Yaza yaklaşırken artık ümidi kesmiştim. Pandeminin korkusu ve bunalımı başlamıştı, araba fiyatları yükselme yarışına girmişti ve küçük birikimim, her geçen gün alım gücünü kaybediyordu. Derken bir gün tanıdığım ve sevdiğim bir abimin, garajında sakladığı ve çok iyi baktığı Corsa D OPC'sini satmayı düşündüğünü işittim. Bu aracı, ergenliğimde aldığım oto dergilerinin dışında hiç görmemiştim ve nihayetinde ben "coupe'ciydim", "hot hatch'ci" değil. Segment düşürmeye karşı da önyargım vardı (birçoğumuz gibi). Ancak durduk yerde karşıma çıkan, garaj gülü bu arabayı denemek ve bir şans vermek istedim. Nitekim güzel bir Nisan günü, abimizin evine gittik, arabanın örtüsünü açtık, o da ne!
Görüntüsü kesinlikle heyecan verdi ve bana ilk golünü attı makine (1-0).
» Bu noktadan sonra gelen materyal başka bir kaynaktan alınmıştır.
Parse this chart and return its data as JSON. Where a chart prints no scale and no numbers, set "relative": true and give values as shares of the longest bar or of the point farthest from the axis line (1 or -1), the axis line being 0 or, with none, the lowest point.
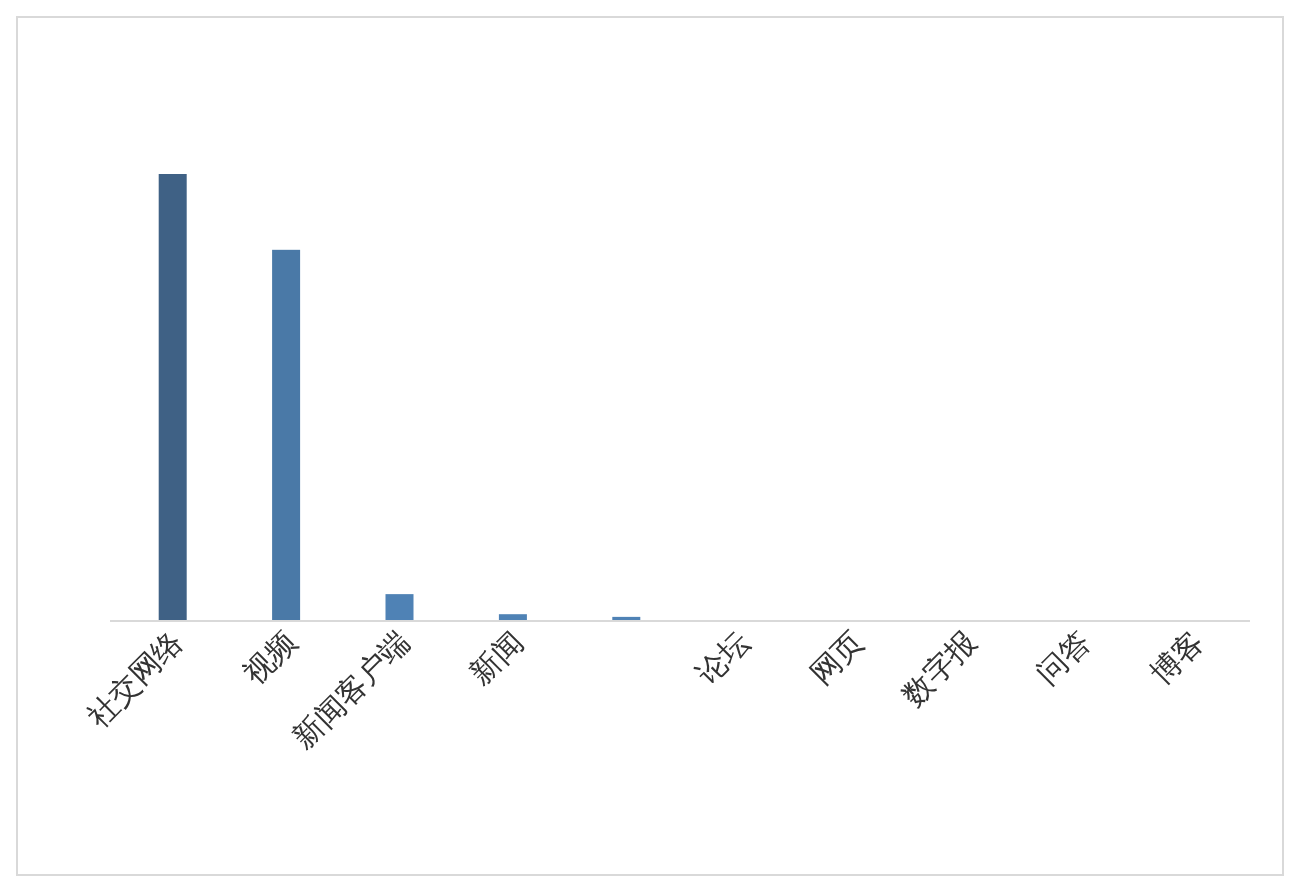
{
  "chart_data": {
    "type": "bar",
    "relative": true,
    "categories": [
      "社交网络",
      "视频",
      "新闻客户端",
      "新闻",
      null,
      "论坛",
      "网页",
      "数字报",
      "问答",
      "博客"
    ],
    "values": [
      1,
      0.83,
      0.058,
      0.013,
      0.007,
      0,
      0,
      0,
      0,
      0
    ],
    "colors": [
      "#3f6185",
      "#4a79a7",
      "#4f82b5",
      "#4f82b5",
      "#4f82b5",
      "#4f82b5",
      "#4f82b5",
      "#4f82b5",
      "#4f82b5",
      "#4f82b5"
    ]
  }
}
Üçgen egzoz çıkışına, "biblo gibi" aynalarına ve koltuklarına bir süre iltifat ettikten sonra, beni işitmiş olacak ki kontağı açınca kadranlarıyla selamladı. (2-0) (Siz de böyle küçük detaylardan tahrik olmuyor musunuz? Günümüzde artık her arabaya yaptırıyorlar bunu ama 2008'den bahsediyorum.) Neyse efendim çalıştırdık, ısıttık, çıktık yola. 3 kişiyiz, abimiz arkada oturuyor, bende bir garaj gülünü kullanmanın verdiği gerilim ve stres hat safhada. Nihayet tenha bir düzlüğe geldiğimizde ve hararetimiz 90° yi gösterdiğinde "atış serberst" komutu ile gaza abandım.
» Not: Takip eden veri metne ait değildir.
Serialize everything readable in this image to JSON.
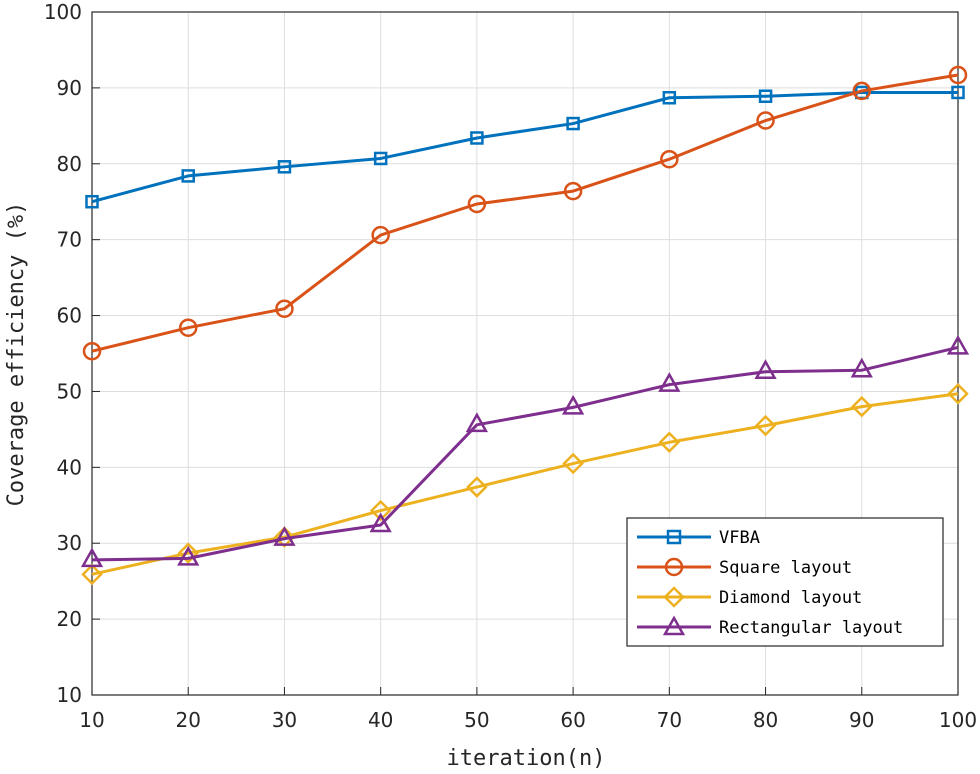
{
  "chart_data": {
    "type": "line",
    "title": "",
    "xlabel": "iteration(n)",
    "ylabel": "Coverage efficiency (%)",
    "xlim": [
      10,
      100
    ],
    "ylim": [
      10,
      100
    ],
    "grid": true,
    "legend_position": "bottom-right",
    "x": [
      10,
      20,
      30,
      40,
      50,
      60,
      70,
      80,
      90,
      100
    ],
    "xticks": [
      "10",
      "20",
      "30",
      "40",
      "50",
      "60",
      "70",
      "80",
      "90",
      "100"
    ],
    "yticks": [
      "10",
      "20",
      "30",
      "40",
      "50",
      "60",
      "70",
      "80",
      "90",
      "100"
    ],
    "series": [
      {
        "name": "VFBA",
        "marker": "square",
        "color": "#0072BD",
        "values": [
          75.0,
          78.4,
          79.6,
          80.7,
          83.4,
          85.3,
          88.7,
          88.9,
          89.4,
          89.4
        ]
      },
      {
        "name": "Square layout",
        "marker": "circle",
        "color": "#D95319",
        "values": [
          55.3,
          58.4,
          60.9,
          70.6,
          74.7,
          76.4,
          80.6,
          85.7,
          89.6,
          91.7
        ]
      },
      {
        "name": "Diamond layout",
        "marker": "diamond",
        "color": "#EDB120",
        "values": [
          25.9,
          28.7,
          30.8,
          34.3,
          37.4,
          40.5,
          43.3,
          45.5,
          48.0,
          49.7
        ]
      },
      {
        "name": "Rectangular layout",
        "marker": "triangle",
        "color": "#7E2F8E",
        "values": [
          27.8,
          28.0,
          30.6,
          32.4,
          45.6,
          47.9,
          50.9,
          52.6,
          52.8,
          55.8
        ]
      }
    ]
  }
}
Önce emmenin (dbilas dynamics flow master kit) hemen ardından egzozun (Koç egzoz sanat eseri) sesi duyuldu ve kafamı koltuğa vurdum. (3-0) Absürd şekilde hızlı biten vitesleri değiştirirken vites yollarının kısa ve net olduğunu fark ettim.(4-0) (Hele ki Renault'un titreyen vites kolundan sonra 5-0). Düzlüğü bitirip virajlara girmeye başlayınca da direksiyonun netliğini hissettim. (6-0). 3. dakikanın sonunda arabanın içerisinde kahkahalar atıyordum. (Vites aralarında patlayan egzoz başlatıyor bunu (arabada yazılım yok) sonra da duramıyorsunuz. )
Özetle; şirin ama beklemediğiniz kadar atarlı, go karttan hallice, ses sistemi, tavan lambası ve kumandası dışında Corsa ile alakası olmayan şaka makinesi. (Özellikle kendisinden yol isteyen halojen farları ciddiye almayan BMWlere komik şakalar yapıyor. )
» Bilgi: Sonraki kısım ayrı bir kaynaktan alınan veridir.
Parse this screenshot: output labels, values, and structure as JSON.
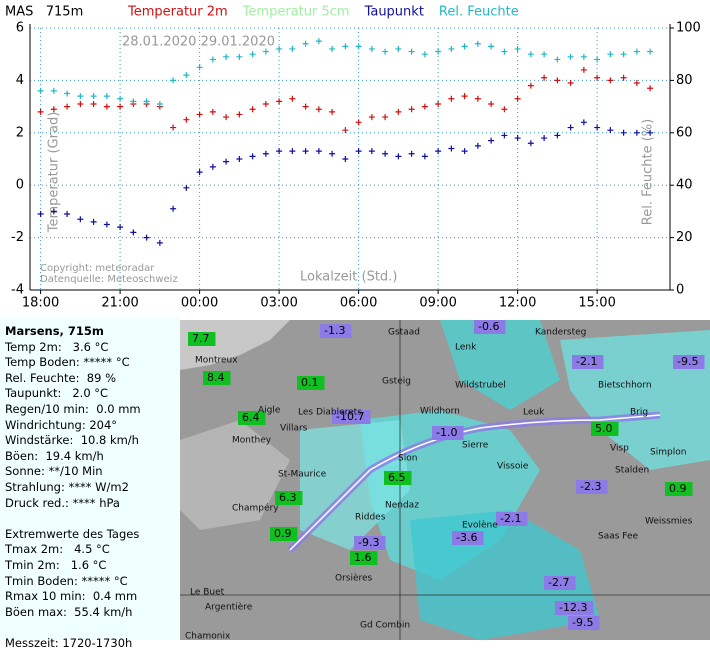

Evet bir SLK ya da A5 kadar havası yok ama bana verdiği hissiyattan dolayı sahibi oldum kendisinin. Karakterine uygun bir isim koymak için çok düşündüm (şirin ama özünde canvar ) sonunda beklediğim öneri çok değerli bir arkadaşımdan geldi: "Cookie Monster" (Kurabiye canavarı).
Evet bu yazı ile tanışmak ve hissiyatımı size aktarmak istedim. Yoğun iş tempom içerisinde fırsat buldukça devam ettirmeye ve "Cookie" ile serüvenimizi aktarmaya çalışacağım. Bu başlangıcımız olsun.
Umarım beğenirsiniz, keyifli forumlar.